What Moving from Good to Great Means for CIOs Who Want to Lead

Author Jim Collins explains why he sees CIOs as quiet leaders, and what challenges they face in their drive to be the best

In Good to Great, you explored the incredible amount of effort it takes to begin to transform an organization. But you proposed that once it is started, the momentum builds like a flywheel. You're now doing some research on the downshift from "great" to "good". How difficult is it to sustain that momentum over time, particularly in times of great market shifts?

Our research indicates that the flywheel concept applies as much in times of change as in times of stability, perhaps even more so. Over the long course of history, a great company is built by a series of good decisions executed with supreme excellence, accumulating one on top of another over a long period of time. No decision or event, no matter how big, accounts for more than a small portion of the total outcome. Greatness is a cumulative process, even in times of dramatic change. And never forget: the most important flywheel decisions are people decisions. If you get the right people, they can adapt to a changing world.

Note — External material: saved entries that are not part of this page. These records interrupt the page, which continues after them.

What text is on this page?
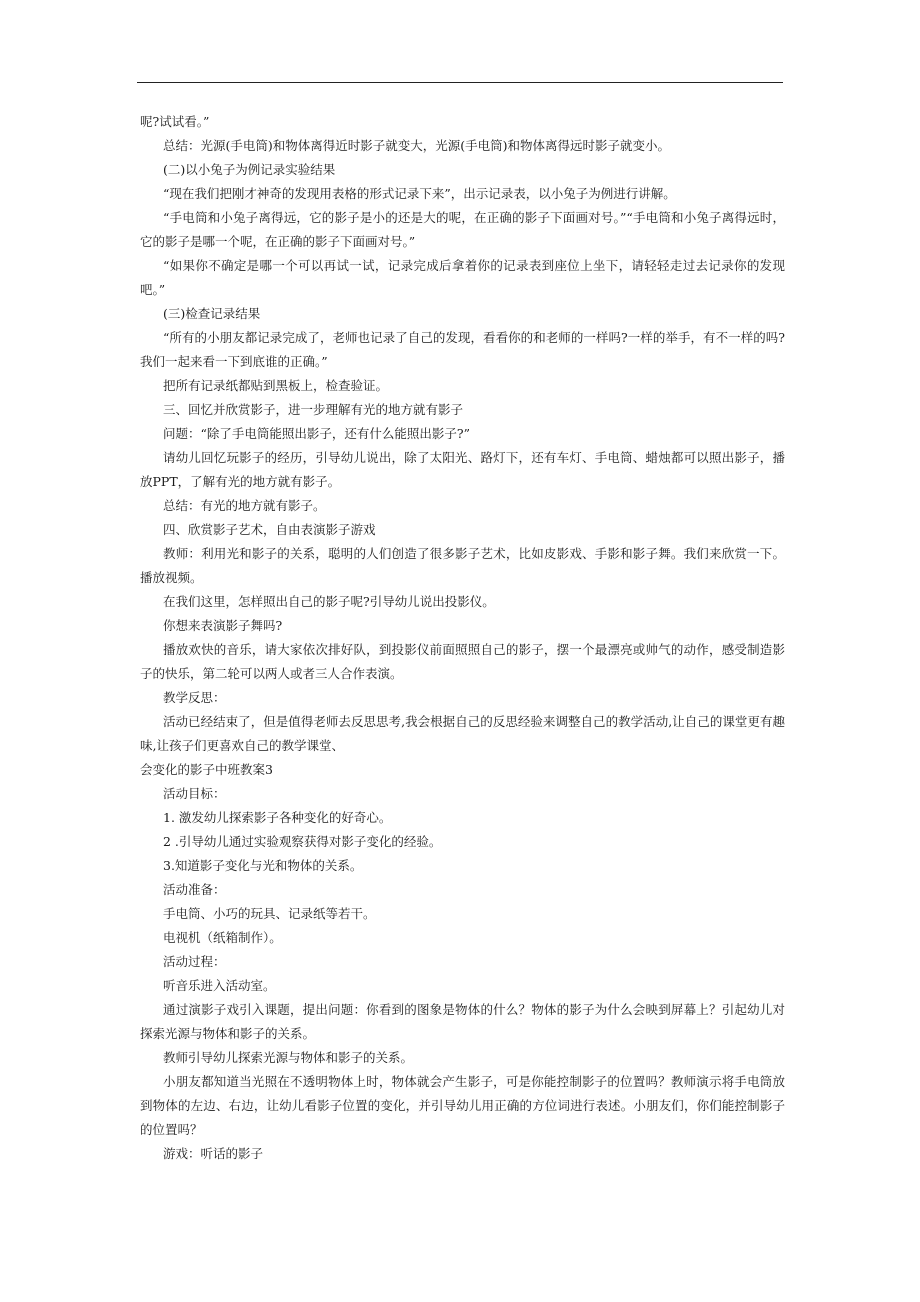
呢?试试看。”

总结：光源(手电筒)和物体离得近时影子就变大，光源(手电筒)和物体离得远时影子就变小。

(二)以小兔子为例记录实验结果

“现在我们把刚才神奇的发现用表格的形式记录下来”，出示记录表，以小兔子为例进行讲解。

“手电筒和小兔子离得远，它的影子是小的还是大的呢，在正确的影子下面画对号。”“手电筒和小兔子离得远时，它的影子是哪一个呢，在正确的影子下面画对号。”

“如果你不确定是哪一个可以再试一试，记录完成后拿着你的记录表到座位上坐下，请轻轻走过去记录你的发现吧。”

(三)检查记录结果

“所有的小朋友都记录完成了，老师也记录了自己的发现，看看你的和老师的一样吗?一样的举手，有不一样的吗?我们一起来看一下到底谁的正确。”

把所有记录纸都贴到黑板上，检查验证。

三、回忆并欣赏影子，进一步理解有光的地方就有影子

问题：“除了手电筒能照出影子，还有什么能照出影子?”

请幼儿回忆玩影子的经历，引导幼儿说出，除了太阳光、路灯下，还有车灯、手电筒、蜡烛都可以照出影子，播放PPT，了解有光的地方就有影子。

总结：有光的地方就有影子。

四、欣赏影子艺术，自由表演影子游戏

教师：利用光和影子的关系，聪明的人们创造了很多影子艺术，比如皮影戏、手影和影子舞。我们来欣赏一下。播放视频。

在我们这里，怎样照出自己的影子呢?引导幼儿说出投影仪。

你想来表演影子舞吗?

播放欢快的音乐，请大家依次排好队，到投影仪前面照照自己的影子，摆一个最漂亮或帅气的动作，感受制造影子的快乐，第二轮可以两人或者三人合作表演。

教学反思：

活动已经结束了，但是值得老师去反思思考,我会根据自己的反思经验来调整自己的教学活动,让自己的课堂更有趣味,让孩子们更喜欢自己的教学课堂、

会变化的影子中班教案3

活动目标：

1. 激发幼儿探索影子各种变化的好奇心。

2 .引导幼儿通过实验观察获得对影子变化的经验。

3.知道影子变化与光和物体的关系。

活动准备：

手电筒、小巧的玩具、记录纸等若干。

电视机（纸箱制作）。

活动过程：

听音乐进入活动室。

通过演影子戏引入课题，提出问题：你看到的图象是物体的什么？物体的影子为什么会映到屏幕上？引起幼儿对探索光源与物体和影子的关系。

教师引导幼儿探索光源与物体和影子的关系。

小朋友都知道当光照在不透明物体上时，物体就会产生影子，可是你能控制影子的位置吗？教师演示将手电筒放到物体的左边、右边，让幼儿看影子位置的变化，并引导幼儿用正确的方位词进行表述。小朋友们，你们能控制影子的位置吗？

游戏：听话的影子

The very nature of our research method — studying those that attained and sustained greatness in contrast to those in similar circumstances that failed to become great (or failed to sustain it) reduces the role of circumstance in explaining outcomes. If one company rises and the other falls, yet they both have similar circumstances at the start of the inflection, then the answer cannot be circumstance.

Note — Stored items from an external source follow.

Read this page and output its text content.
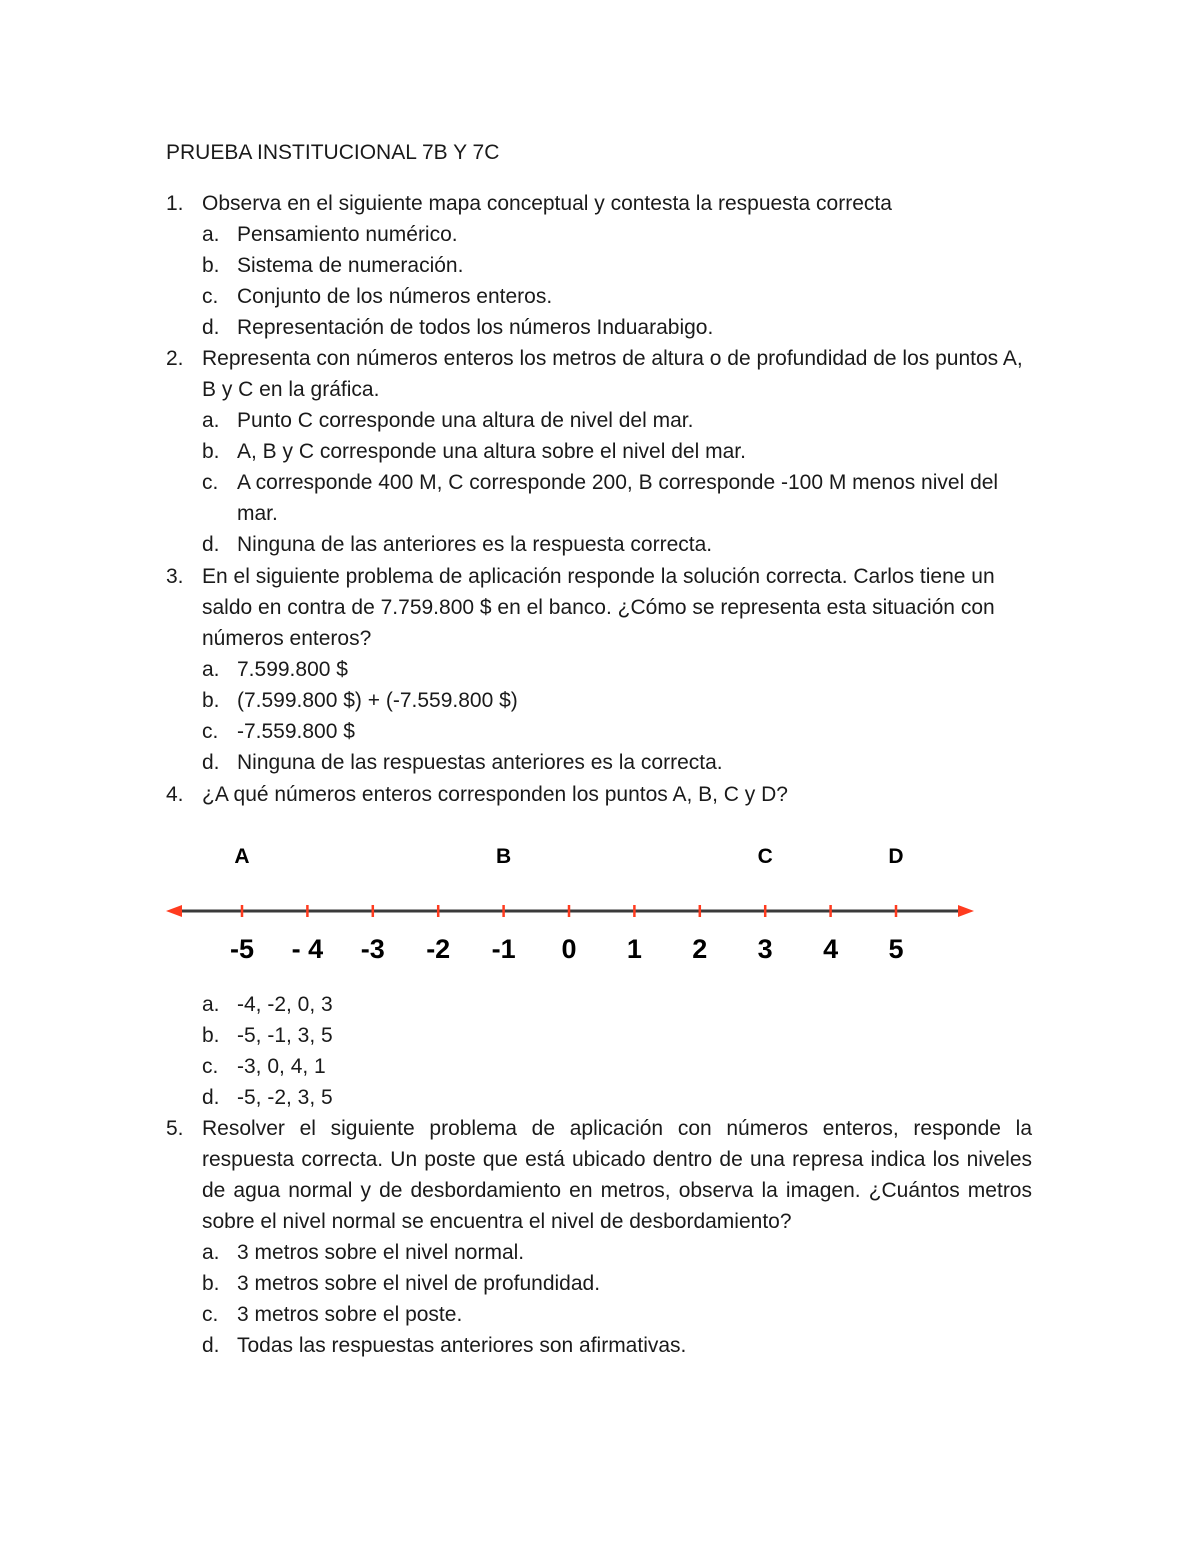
PRUEBA INSTITUCIONAL 7B Y 7C
1. Observa en el siguiente mapa conceptual y contesta la respuesta correcta
a. Pensamiento numérico.
b. Sistema de numeración.
c. Conjunto de los números enteros.
d. Representación de todos los números Induarabigo.
2. Representa con números enteros los metros de altura o de profundidad de los puntos A, B y C en la gráfica.
a. Punto C corresponde una altura de nivel del mar.
b. A, B y C corresponde una altura sobre el nivel del mar.
c. A corresponde 400 M, C corresponde 200, B corresponde -100 M menos nivel del mar.
d. Ninguna de las anteriores es la respuesta correcta.
3. En el siguiente problema de aplicación responde la solución correcta. Carlos tiene un saldo en contra de 7.759.800 $ en el banco. ¿Cómo se representa esta situación con números enteros?
a. 7.599.800 $
b. (7.599.800 $) + (-7.559.800 $)
c. -7.559.800 $
d. Ninguna de las respuestas anteriores es la correcta.
4. ¿A qué números enteros corresponden los puntos A, B, C y D?
-5 - 4 -3 -2 -1 0 1 2 3 4 5
A	B	C	D
a. -4, -2, 0, 3
b. -5, -1, 3, 5
c. -3, 0, 4, 1
d. -5, -2, 3, 5
5. Resolver el siguiente problema de aplicación con números enteros, responde la respuesta correcta. Un poste que está ubicado dentro de una represa indica los niveles de agua normal y de desbordamiento en metros, observa la imagen. ¿Cuántos metros sobre el nivel normal se encuentra el nivel de desbordamiento?
a. 3 metros sobre el nivel normal.
b. 3 metros sobre el nivel de profundidad.
c. 3 metros sobre el poste.
d. Todas las respuestas anteriores son afirmativas.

My colleague Morten Hansen and I are nearing completion of a six-year research effort studying companies that went from startup to greatness in environments characterized by turbulent disruption. We've deliberately selected companies in the most severely turbulent industries, using the following climbing analogy: If you wake up in the security of base camp and a storm moves in, you'll probably be fine. But if you find yourself at 27,000 feet as a vulnerable little speck on the side of Mount Everest, where the storms are bigger, faster moving, inherently unpredictable, and the environment less forgiving, a storm just might kill you.

Our research examines companies that prevailed in such environments in contrast to those that did not prevail in the same brutal, turbulent, rapidly changing environments. No matter how we slice it, greatness — creating it and sustaining it — is a function first and foremost of conscious choice and discipline, not circumstance.